Crescent Radiology, PLLC v American Tr. Ins. Co., 2011 NY Slip Op 50622(U)(App. Term 2d Dept. 2011)
“The papers substantiate the basis for the EUO request. Moreover, plaintiff does not claim to have responded in any way to defendant’s request for an EUO. Therefore, plaintiff will not be heard to complain that there was no reasonable basis for the EUO request (cf. Westchester County Med. Ctr. v New York Cent. Mut. Fire Ins. Co., 262 AD2d 553 [1999]; Urban Radiology, P.C. v Tri-State Consumer Ins. Co., 27 Misc 3d 140[A], 2010 NY Slip Op 50987[U] [App Term, 2d, 11th & 13th Jud Dists 2010]; Mary Immaculate Hosp. v New York Cent. Mut. Fire Ins. Co., 21 Misc 3d 130[A], 2008 NY Slip Op 52046[U] [App Term, 9th & 10th Jud Dists 2008]).”
This is an important case, and I think it can be read two ways. First, it can be read to require that an objective basis be necessary to compel the attendance at an EUO, but that inquiry is waived without an objection.
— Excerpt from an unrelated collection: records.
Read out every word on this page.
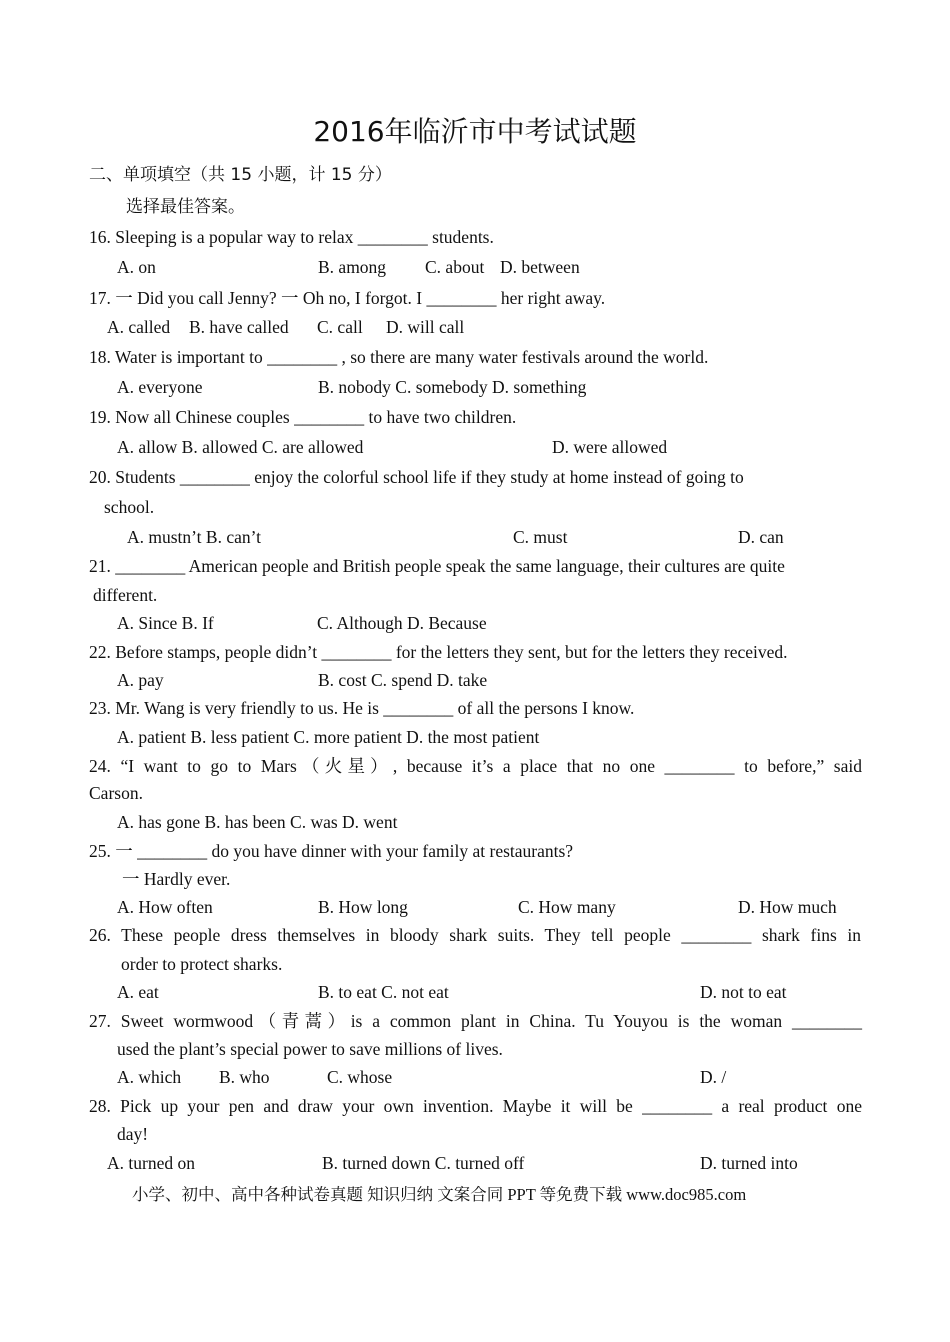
2016年临沂市中考试试题
二、单项填空（共 15 小题，计 15 分）
选择最佳答案。
16. Sleeping is a popular way to relax ________ students.
A. on	B. among C. about D. between
17. 一 Did you call Jenny? 一 Oh no, I forgot. I ________ her right away.
A. called B. have called C. call D. will call
18. Water is important to ________ , so there are many water festivals around the world.
A. everyone	B. nobody C. somebody D. something
19. Now all Chinese couples ________ to have two children.
A. allow B. allowed C. are allowed	D. were allowed
20. Students ________ enjoy the colorful school life if they study at home instead of going to
school.
A. mustn’t B. can’t	C. must	D. can
21. ________ American people and British people speak the same language, their cultures are quite
different.
A. Since B. If	C. Although D. Because
22. Before stamps, people didn’t ________ for the letters they sent, but for the letters they received.
A. pay	B. cost C. spend D. take
23. Mr. Wang is very friendly to us. He is ________ of all the persons I know.
A. patient B. less patient C. more patient D. the most patient
24. “I want to go to Mars（火星）, because it’s a place that no one ________ to before,” said
Carson.
A. has gone B. has been C. was D. went
25. 一 ________ do you have dinner with your family at restaurants?
一 Hardly ever.
A. How often	B. How long	C. How many	D. How much
26. These people dress themselves in bloody shark suits. They tell people ________ shark fins in
order to protect sharks.
A. eat	B. to eat C. not eat	D. not to eat
27. Sweet wormwood（青蒿）is a common plant in China. Tu Youyou is the woman ________
used the plant’s special power to save millions of lives.
A. which B. who	C. whose	D. /
28. Pick up your pen and draw your own invention. Maybe it will be ________ a real product one
day!
A. turned on	B. turned down C. turned off	D. turned into
小学、初中、高中各种试卷真题 知识归纳 文案合同 PPT 等免费下载 www.doc985.com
Second, it can be read to require that an objection be lodged prior to a “reasonableness” inquiry being considered.
Since the DOI has opined that an objective basis inquiry has no bearing on whether to substantiate the validity of the EUO demand, it would seem that the court is therein discussing the reasonableness inquiry. That being said, the prudent plaintiff attorney should (and usually does) communicate with the insurance carrier explaining why the EUO is improper, following receipt of the demand. Similarly, the insurance carrier should promptly respond to the plaintiff’s objection letter explaining why the EUO is reasonable or justified. At that point, the ball is in the plaintiff’s court to decide what to do.
2 Responses
Althouhg this is a great decision for insurers, one comment is in order. In dismissing the plaintiff’s complaint, the Court stated that defendant “sufficiently established that the denial of claim forms had been timely mailed.” Therefore, the Court did not adopt the approach of the Appellate Division, First Department in Unitrin Advantage v. Bayshore which held that it is not necessary for an insurer to timely deny a claim where the defense is predicated upon breach of a condition precedent. Query? Is Unitrin Advantage soley limited to courts in the Second Department even though it was decided by the Appellate Division?